Stories Worth Telling
Last Term, Year 9 English students embarked on a memoir writing journey through the unit Stories Worth Telling. Their challenge was to uncover and craft a compelling narrative about someone who has left a meaningful mark on their lives.
The English Department was impressed with the calibre of the stories across the cohort. These memoirs are a testament to the power of personal narrative and the creative potential of our students.
We are proud to feature a short excerpt from Victor Zuo’s story worth telling, The Other Sun She Saw:

In the vast, restless city of Shanghai, I, a little girl, learned a lesson that would stay with me long after childhood faded into memory.

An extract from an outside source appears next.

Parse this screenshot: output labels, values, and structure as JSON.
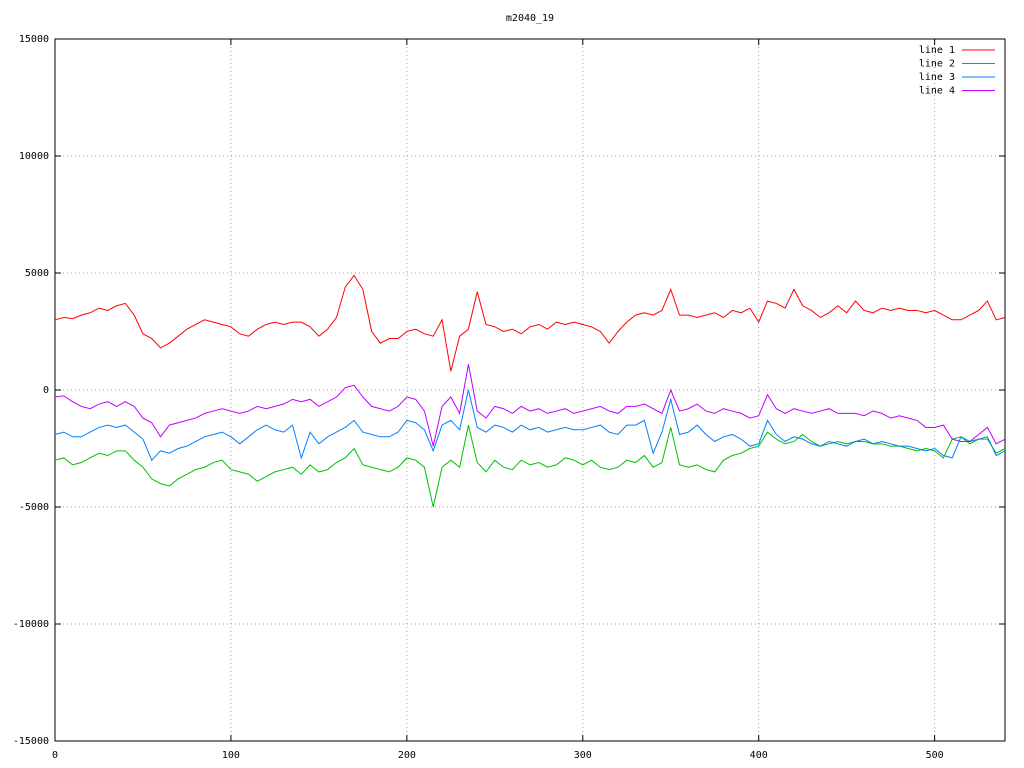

My parents weren’t with me when I was growing up, occupied with work in the various cities of China, so they left me in the capable arms of my grandmother. I called her “外婆” (grandma/ ā-bú (Shanghainese)). The person who raised me.
Every day, I rode my rusted bike through the packed corridors of my neighbourhood, dodging fresh fruit, vegetables on the floor, laid out on carpets for the passersby, as hawkers called out their prices in hoarse voices, worn from years of bargaining. The air thick with sizzling oil and sweet roasted chestnuts, the noise of the city a constant hum in the background. I was just another grain of sand in the great, unyielding desert of life in Shanghai.

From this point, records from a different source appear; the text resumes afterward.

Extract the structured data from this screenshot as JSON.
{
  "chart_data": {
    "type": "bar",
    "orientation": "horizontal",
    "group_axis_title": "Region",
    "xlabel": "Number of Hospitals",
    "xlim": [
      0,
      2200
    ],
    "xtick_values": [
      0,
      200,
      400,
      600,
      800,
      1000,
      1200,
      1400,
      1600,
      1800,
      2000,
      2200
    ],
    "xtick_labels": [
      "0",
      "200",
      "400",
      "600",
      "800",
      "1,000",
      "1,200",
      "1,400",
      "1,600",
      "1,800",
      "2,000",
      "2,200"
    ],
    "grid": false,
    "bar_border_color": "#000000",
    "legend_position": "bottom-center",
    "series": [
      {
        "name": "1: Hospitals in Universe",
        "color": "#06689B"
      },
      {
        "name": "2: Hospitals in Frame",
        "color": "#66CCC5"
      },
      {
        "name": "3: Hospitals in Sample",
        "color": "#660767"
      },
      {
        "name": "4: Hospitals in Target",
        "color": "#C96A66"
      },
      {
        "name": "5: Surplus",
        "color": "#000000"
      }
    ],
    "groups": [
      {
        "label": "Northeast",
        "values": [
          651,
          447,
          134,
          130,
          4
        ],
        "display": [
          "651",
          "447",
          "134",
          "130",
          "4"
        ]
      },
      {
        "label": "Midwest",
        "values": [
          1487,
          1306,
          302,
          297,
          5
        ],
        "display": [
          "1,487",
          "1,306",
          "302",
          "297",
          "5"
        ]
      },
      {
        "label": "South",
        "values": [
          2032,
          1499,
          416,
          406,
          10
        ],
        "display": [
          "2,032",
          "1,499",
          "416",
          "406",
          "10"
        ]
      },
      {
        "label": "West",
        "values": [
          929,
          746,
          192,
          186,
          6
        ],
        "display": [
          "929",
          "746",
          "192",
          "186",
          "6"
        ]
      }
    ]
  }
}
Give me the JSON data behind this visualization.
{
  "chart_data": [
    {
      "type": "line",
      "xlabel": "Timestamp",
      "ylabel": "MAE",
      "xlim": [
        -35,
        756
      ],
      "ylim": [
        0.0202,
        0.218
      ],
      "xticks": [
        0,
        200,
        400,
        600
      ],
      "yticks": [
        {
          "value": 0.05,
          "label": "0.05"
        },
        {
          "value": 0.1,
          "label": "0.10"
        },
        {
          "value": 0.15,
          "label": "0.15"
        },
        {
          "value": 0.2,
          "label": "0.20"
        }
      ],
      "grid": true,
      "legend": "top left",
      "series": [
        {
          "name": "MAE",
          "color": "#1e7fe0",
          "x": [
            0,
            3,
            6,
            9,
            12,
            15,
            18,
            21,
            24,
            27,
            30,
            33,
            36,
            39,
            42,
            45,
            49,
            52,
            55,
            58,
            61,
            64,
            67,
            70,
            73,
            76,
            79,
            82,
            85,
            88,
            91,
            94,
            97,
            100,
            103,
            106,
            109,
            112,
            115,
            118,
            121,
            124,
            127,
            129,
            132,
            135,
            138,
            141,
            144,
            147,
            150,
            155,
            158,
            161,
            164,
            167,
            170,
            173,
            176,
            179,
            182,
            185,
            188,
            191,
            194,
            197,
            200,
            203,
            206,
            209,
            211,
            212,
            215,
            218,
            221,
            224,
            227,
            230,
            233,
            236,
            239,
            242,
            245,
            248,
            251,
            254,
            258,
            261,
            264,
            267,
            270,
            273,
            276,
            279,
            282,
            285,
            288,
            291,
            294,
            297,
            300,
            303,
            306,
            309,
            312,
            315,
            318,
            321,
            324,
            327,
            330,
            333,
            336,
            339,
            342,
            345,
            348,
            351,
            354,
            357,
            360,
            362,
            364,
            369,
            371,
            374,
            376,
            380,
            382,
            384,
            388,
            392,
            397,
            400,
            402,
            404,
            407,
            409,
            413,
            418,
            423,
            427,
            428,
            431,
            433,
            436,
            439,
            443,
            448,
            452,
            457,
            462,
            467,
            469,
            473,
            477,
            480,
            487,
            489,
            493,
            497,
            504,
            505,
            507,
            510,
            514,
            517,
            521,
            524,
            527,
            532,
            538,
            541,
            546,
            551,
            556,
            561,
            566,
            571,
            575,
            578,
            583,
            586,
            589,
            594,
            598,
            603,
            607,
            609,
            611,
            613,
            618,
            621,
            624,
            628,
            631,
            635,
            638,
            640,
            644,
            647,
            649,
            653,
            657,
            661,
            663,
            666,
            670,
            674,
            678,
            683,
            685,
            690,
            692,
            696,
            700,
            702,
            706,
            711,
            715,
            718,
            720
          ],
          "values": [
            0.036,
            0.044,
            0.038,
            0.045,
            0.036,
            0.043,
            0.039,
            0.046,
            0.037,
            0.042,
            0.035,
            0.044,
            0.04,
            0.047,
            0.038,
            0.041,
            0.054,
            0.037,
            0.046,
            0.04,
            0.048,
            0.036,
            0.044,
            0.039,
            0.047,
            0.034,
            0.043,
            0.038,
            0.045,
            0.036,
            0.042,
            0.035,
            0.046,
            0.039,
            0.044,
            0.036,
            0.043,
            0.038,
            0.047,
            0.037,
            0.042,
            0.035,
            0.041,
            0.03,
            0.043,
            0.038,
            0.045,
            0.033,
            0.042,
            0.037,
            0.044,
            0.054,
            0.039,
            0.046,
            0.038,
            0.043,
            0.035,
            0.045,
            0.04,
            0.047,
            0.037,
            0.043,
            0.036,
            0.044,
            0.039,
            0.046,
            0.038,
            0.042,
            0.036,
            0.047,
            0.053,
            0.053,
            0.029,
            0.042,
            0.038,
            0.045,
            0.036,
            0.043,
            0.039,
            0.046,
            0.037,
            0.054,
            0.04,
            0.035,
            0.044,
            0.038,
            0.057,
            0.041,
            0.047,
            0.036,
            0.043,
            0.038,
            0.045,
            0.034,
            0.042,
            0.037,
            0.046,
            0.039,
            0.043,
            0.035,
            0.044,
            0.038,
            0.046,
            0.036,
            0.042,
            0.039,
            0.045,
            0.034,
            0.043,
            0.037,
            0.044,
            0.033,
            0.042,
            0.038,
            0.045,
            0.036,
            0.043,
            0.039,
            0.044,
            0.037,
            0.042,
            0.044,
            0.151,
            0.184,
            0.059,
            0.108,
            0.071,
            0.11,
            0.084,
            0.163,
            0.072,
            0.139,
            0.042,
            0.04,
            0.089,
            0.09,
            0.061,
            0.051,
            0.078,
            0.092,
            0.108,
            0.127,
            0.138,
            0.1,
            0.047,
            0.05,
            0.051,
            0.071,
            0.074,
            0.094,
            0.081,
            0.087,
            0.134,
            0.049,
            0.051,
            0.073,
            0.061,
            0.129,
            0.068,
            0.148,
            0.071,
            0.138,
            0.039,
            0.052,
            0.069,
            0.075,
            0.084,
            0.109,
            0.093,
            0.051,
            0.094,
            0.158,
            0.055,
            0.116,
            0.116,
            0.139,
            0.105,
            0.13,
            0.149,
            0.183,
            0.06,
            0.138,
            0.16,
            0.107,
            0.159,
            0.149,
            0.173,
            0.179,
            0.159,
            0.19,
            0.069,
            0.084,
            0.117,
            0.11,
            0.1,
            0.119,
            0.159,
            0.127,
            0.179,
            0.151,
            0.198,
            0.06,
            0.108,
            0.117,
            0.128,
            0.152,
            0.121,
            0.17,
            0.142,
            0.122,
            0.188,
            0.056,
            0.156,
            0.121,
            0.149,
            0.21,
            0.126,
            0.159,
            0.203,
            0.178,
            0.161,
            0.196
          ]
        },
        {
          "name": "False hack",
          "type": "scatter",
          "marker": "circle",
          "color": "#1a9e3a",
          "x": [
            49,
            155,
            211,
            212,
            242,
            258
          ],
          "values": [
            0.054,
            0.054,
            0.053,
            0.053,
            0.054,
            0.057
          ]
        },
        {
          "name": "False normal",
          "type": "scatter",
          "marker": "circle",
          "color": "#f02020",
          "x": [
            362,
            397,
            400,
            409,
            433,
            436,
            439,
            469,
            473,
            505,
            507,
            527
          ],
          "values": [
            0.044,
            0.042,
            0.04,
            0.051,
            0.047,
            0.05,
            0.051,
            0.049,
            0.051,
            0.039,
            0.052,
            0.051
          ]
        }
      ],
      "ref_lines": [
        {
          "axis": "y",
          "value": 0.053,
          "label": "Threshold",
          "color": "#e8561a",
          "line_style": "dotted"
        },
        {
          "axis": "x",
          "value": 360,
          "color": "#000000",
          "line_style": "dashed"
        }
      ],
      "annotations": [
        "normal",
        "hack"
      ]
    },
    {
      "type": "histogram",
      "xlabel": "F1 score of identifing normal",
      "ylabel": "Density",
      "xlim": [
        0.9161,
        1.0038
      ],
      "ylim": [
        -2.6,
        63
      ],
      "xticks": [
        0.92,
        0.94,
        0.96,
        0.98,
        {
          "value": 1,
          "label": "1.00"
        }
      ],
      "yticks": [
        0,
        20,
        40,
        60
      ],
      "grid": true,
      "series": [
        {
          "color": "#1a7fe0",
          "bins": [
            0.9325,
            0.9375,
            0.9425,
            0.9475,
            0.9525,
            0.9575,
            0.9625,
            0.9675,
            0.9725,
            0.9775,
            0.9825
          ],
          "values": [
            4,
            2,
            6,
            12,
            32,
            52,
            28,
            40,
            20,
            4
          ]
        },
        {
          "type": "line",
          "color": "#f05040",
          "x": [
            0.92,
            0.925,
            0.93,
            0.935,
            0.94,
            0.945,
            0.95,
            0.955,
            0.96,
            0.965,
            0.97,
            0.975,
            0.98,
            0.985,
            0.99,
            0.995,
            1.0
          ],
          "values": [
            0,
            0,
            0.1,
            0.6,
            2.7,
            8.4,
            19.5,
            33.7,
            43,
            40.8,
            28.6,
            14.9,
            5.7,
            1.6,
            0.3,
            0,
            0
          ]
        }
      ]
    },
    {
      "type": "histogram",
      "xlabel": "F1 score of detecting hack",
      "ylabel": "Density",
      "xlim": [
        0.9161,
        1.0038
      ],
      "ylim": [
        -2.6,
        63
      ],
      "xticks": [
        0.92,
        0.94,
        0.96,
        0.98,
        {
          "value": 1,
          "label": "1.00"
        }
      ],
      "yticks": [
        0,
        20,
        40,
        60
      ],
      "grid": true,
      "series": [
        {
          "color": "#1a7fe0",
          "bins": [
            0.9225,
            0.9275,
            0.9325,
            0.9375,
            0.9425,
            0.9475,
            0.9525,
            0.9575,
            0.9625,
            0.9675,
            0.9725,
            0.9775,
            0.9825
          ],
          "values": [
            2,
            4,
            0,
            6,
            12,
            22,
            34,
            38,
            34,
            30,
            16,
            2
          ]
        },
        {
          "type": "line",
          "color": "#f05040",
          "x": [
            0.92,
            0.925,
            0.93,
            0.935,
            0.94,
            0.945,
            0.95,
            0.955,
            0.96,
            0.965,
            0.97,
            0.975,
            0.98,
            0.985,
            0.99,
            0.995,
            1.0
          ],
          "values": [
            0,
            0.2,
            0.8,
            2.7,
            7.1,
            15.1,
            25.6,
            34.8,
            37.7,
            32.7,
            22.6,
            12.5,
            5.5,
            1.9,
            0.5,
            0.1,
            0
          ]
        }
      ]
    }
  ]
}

Coming back from school, (a tiring Wednesday), my uniform damp with sweat, my schoolbag heavy with the weight of expectations, the sun felt like a burden on my body. I felt as though I was about to crash like a lonesome wave collapses onto the shore, powerless after a relentless journey across the ocean.
I stepped through our small wooden door, but as I stepped through, like a portal, I saw her, 外婆, sitting on her chair on the grass, with her hands moving in a steady rhythm, knitting under the golden embrace of the late afternoon sun, a different sun than I had seen that day. Light traced the soft lines of her face, her silver hair glowing amidst gold. She looked so peaceful, so familiar, so everlasting, as if she’d always belonged to that exact spot, as if time itself would never dare move her.